「大活躍だったそうじゃないですか」
「……それは何か違う気がしますが」
そう苦笑しながら、小袖はいくらか疲れた顔でカップを傾けた。
あらゆるメディアがキッドに染まってから数日後、このところ走り回っていたらしい小袖はお裾分けを片手にポアロに現れた。今日の紙袋の中身は最高級のチーズ詰め合わせらしい。しばらく乳製品を見たくないと真剣な顔で首を振っていたので今回もありがたく頂くことにした。公務員が一般市民からものを受け取るのは頂けないが、今は喫茶店のアルバイト兼私立探偵なので大目に見てもらうとしよう。
カウンターに腰掛けてブレンドをオーダーした小袖は、ようやくキッドの後処理を片付けたところらしい。毎度のごとくキッドは捕まらなかったようだが、何でも今回は鈴木次郎吉氏がキッドの変装を見抜いたということで鼻高々なのだそうだ。
「コナンくんが言っていましたよ、今回キッドは小袖さんに変装したけどすぐにバレてしまったと」
「ええ、俺はただ眠らされていただけなんですけどね」
もう少し粘ってくれても良かったのにと遠い目をしているのは「もうちょっと寝ていたかった」という本心からだろう。そろそろ目頭が熱くなるのを感じる。眠らされて一時間とたたずに発見され叩き起こされた小袖は、起きて早々にキッド追跡の手配と指示出しに明け暮れたらしい。
そもそも次郎吉氏がキッドの変装に気づいたのも、その仕事ぶりによるものだと聞いている。

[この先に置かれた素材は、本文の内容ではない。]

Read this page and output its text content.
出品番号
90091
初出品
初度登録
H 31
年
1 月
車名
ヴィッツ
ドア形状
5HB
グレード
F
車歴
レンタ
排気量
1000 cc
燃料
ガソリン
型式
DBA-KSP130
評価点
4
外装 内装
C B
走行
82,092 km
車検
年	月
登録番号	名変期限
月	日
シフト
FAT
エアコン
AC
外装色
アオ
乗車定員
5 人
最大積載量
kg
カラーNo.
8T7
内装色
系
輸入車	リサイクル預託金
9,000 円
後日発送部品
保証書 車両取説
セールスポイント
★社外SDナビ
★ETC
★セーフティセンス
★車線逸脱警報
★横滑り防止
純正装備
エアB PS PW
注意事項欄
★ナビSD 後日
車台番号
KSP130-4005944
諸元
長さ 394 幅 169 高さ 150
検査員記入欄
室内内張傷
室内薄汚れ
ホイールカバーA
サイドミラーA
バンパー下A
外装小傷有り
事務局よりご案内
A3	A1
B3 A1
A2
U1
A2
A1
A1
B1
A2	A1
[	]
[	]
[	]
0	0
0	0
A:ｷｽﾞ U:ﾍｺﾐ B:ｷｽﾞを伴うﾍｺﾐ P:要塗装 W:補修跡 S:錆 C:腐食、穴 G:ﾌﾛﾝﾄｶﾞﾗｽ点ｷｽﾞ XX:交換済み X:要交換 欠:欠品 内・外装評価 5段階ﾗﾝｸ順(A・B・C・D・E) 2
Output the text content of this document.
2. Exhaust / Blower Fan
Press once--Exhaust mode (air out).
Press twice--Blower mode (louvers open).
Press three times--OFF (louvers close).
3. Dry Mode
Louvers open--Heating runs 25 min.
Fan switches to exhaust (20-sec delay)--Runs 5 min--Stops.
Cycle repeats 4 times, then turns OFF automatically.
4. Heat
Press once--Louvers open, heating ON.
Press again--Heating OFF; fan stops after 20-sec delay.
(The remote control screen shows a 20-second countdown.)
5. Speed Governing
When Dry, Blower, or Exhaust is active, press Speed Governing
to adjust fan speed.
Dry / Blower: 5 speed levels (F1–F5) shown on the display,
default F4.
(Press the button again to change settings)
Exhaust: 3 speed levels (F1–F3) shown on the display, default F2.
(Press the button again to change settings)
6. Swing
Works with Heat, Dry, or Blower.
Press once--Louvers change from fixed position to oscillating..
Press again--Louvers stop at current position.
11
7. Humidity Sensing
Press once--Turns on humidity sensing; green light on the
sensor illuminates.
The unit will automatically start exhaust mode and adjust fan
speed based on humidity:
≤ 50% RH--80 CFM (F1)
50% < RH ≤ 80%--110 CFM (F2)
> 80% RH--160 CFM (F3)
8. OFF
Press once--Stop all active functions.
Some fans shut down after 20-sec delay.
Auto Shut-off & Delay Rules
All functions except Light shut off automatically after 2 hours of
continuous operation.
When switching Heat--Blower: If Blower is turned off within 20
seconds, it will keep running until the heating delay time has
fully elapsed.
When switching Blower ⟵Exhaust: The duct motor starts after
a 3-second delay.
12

「まったくキッドときたら、俺に変装するなら俺より早く仕事を回すくらいの気概を見せてもらわないと。旦那様に指示を出される時点で仕事が遅いと言わざるを得ません」
「さすが小袖さんです。仕事の手際に加えて、直近の決算数字を答えられなかったのが決定打だったとか?」
「いくら桁が大きいとは言え、それくらいは即答してほしいものですね」
これはどう考えてもキッドは変装する相手を間違えたなと。
鈴木次郎吉氏という奔放な主人に仕え続ける小袖の経験値、頭の中に蓄積したあらゆる情報と数値、その使い方。それは決して一朝一夕で身につくものではない。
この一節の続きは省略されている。